NavigationTarget=navurl://cd12eddc40a91d54a9f470f5282f4004) (arabe, anglais) finance des projets
pour les routes et l’eau.

Les investissements
L’avenir économique du Yémen exigeant une diversification de ses activités, le pays s’est engagé dans
un plan d’ajustements structurels visant à attirer les investisseurs étrangers. Les autorités ont par
ailleurs organisé les 22 et 23 avril 2007 une grande conférence internationale sur les opportunités
d’investissements au Yémen. Mais la situation politique et sécuritaire de ces derniers mois n’a pas dû
encourager les investisseurs à venir s’y installer. Le site du World Perspective
(http://perspective.usherbrooke.ca/bilan/tend/YEM/fr/BX.KLT.DINV.CD.WD.html) (français) présente un
document très instructif, quoique daté, concernant l’évolution (et la chute vertigineuse) des
investissements étrangers au Yémen entre 1970 et 2005.

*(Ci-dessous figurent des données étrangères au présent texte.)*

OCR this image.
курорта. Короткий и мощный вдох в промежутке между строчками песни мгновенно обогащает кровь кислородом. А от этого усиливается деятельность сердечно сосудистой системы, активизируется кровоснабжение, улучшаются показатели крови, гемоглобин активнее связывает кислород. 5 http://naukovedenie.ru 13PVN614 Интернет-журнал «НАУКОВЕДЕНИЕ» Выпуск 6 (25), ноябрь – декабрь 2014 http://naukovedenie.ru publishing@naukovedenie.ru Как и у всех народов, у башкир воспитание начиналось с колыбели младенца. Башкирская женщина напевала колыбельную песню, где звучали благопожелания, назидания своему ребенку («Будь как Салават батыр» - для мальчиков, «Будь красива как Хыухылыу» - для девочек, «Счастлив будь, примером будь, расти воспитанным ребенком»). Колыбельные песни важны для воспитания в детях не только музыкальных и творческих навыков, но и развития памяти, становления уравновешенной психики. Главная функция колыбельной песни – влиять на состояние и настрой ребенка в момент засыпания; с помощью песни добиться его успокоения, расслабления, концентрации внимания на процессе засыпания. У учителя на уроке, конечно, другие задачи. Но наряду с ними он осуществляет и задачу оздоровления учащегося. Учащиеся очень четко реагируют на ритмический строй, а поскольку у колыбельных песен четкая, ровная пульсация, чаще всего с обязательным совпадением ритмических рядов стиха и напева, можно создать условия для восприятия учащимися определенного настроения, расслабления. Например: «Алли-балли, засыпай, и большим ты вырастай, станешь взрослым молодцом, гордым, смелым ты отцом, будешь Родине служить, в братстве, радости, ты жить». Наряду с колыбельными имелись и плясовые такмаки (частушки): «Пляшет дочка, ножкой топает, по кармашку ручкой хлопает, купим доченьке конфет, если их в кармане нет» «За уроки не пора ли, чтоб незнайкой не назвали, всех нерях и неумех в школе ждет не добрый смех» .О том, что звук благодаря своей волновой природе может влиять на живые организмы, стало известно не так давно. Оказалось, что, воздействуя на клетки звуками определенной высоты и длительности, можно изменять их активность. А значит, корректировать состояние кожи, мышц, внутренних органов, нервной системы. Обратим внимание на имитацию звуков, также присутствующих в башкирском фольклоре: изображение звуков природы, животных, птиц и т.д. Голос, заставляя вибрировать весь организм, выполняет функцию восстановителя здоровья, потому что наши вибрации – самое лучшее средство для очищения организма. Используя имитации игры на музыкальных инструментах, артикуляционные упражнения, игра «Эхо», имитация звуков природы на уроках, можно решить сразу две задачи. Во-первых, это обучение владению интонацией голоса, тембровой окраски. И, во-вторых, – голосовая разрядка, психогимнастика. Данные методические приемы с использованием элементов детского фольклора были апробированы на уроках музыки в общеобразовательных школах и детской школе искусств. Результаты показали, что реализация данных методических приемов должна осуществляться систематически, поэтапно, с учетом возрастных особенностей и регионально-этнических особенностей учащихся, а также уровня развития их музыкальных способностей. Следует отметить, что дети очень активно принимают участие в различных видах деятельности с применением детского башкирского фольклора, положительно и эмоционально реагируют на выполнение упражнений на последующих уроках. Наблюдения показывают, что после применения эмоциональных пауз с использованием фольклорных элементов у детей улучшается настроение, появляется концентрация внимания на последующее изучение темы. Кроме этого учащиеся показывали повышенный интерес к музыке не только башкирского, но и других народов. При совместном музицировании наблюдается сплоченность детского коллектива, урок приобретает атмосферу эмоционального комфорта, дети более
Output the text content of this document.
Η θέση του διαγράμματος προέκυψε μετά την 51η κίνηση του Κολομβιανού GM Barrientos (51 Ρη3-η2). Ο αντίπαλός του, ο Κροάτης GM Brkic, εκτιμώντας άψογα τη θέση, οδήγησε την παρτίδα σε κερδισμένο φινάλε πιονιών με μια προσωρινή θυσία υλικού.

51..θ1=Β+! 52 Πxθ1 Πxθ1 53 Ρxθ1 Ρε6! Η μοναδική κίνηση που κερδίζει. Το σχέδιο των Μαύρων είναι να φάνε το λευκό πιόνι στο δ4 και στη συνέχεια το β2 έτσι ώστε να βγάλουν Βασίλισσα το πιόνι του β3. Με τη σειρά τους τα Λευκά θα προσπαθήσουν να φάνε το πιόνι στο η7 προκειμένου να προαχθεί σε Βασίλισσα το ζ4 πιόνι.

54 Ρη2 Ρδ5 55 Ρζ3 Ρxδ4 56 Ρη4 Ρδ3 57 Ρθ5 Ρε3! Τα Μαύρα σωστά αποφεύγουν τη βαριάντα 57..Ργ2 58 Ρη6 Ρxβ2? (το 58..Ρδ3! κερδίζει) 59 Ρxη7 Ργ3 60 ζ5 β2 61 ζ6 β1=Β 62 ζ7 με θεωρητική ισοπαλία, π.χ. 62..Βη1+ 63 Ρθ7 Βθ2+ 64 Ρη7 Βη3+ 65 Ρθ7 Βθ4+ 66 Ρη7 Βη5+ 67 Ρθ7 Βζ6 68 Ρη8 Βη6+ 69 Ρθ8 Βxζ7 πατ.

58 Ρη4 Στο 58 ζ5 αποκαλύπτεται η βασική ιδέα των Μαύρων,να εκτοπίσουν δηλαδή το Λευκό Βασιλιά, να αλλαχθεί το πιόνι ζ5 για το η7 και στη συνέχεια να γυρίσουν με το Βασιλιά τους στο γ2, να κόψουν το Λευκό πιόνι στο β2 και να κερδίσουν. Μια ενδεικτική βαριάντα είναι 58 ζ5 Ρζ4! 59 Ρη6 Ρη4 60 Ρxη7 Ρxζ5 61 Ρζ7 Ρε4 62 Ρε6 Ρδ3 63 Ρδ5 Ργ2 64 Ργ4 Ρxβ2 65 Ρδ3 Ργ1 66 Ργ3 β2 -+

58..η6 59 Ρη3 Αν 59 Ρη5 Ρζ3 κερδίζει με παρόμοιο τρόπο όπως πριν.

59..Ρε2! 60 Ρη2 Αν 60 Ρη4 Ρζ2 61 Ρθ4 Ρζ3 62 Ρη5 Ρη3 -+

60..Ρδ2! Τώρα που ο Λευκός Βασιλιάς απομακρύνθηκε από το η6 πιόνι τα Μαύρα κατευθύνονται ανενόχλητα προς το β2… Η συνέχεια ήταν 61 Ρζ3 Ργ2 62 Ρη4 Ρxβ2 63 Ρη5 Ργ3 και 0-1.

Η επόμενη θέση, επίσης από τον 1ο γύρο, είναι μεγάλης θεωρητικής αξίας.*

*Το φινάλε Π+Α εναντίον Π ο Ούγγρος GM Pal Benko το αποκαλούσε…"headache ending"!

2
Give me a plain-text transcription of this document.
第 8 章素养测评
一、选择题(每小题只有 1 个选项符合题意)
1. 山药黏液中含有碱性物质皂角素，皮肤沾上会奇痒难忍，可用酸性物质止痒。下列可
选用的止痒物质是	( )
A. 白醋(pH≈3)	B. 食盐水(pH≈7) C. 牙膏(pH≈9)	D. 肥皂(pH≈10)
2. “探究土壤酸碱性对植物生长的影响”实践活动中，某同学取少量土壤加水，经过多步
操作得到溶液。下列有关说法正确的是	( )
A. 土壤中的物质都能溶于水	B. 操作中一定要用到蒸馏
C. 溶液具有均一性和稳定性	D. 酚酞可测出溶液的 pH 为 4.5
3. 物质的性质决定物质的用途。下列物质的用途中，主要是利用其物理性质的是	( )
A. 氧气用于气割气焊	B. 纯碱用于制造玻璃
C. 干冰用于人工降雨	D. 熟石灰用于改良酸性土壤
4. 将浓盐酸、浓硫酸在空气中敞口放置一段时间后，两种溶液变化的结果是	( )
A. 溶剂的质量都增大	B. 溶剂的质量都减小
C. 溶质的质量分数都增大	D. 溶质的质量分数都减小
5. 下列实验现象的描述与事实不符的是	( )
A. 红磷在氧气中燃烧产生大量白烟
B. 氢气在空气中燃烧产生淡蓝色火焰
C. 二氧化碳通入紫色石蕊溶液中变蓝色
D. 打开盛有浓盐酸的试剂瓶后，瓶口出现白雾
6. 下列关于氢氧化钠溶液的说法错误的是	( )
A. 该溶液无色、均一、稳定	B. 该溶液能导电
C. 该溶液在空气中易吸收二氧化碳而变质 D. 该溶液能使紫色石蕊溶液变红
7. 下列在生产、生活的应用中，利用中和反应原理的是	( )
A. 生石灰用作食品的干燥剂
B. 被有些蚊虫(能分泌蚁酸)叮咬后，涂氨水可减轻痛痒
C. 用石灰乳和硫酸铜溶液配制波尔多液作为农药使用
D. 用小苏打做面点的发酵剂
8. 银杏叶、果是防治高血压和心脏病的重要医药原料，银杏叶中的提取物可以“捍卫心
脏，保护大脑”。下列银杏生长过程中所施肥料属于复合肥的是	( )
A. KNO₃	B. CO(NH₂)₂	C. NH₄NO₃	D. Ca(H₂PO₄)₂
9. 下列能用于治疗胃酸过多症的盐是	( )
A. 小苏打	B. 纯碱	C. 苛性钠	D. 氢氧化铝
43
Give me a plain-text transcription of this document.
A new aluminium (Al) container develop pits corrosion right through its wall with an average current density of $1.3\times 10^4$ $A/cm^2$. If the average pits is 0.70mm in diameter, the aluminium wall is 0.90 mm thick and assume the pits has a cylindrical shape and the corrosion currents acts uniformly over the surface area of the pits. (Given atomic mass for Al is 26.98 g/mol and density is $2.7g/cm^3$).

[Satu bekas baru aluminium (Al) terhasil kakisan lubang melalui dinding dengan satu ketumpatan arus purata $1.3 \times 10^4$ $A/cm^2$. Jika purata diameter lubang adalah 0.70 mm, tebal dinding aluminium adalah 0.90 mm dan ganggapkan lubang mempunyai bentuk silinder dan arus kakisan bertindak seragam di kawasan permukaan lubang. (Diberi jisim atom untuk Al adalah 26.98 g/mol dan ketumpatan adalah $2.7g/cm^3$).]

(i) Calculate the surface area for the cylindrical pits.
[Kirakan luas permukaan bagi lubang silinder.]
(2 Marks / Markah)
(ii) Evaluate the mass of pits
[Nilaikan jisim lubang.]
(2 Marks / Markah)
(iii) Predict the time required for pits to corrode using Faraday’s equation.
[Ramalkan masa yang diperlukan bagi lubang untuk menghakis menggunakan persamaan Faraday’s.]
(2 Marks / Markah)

Bien documenté, le site de la Mission économique de l’Ambassade de France au Yémen


(http://www.missioneco.org/Yemen/) (français) propose essentiellement des données pratiques et
objectives propres à faciliter l’implantation d’éventuels investisseurs grâce à des rapports et des fiches
classés par secteurs. Le site de la General Investment Authority of Yemen
(http://www.giay.org/GIA/index.php) (anglais) poursuit une démarche similaire à laquelle s’ajoutent un
volet juridique plus développé, des rapports mensuels et trimestriels sur l’économie au Yémen et des
liens avec les institutions officielles. Le site de l’Aden Free-Zone (http://www.aden-freezone.com/)
(anglais), riche en informations sur le fonctionnement du port, s’adresse aux investisseurs qui
souhaiteraient s’établir dans cette zone franche récemment créée. Pour plus d’informations, le port
d’Aden (http://www.portofaden.com/) (arabe, anglais). Enfin, on trouvera sur les sites des ambassades
étrangères la liste des entreprises de leur pays qui ont une activité au Yémen.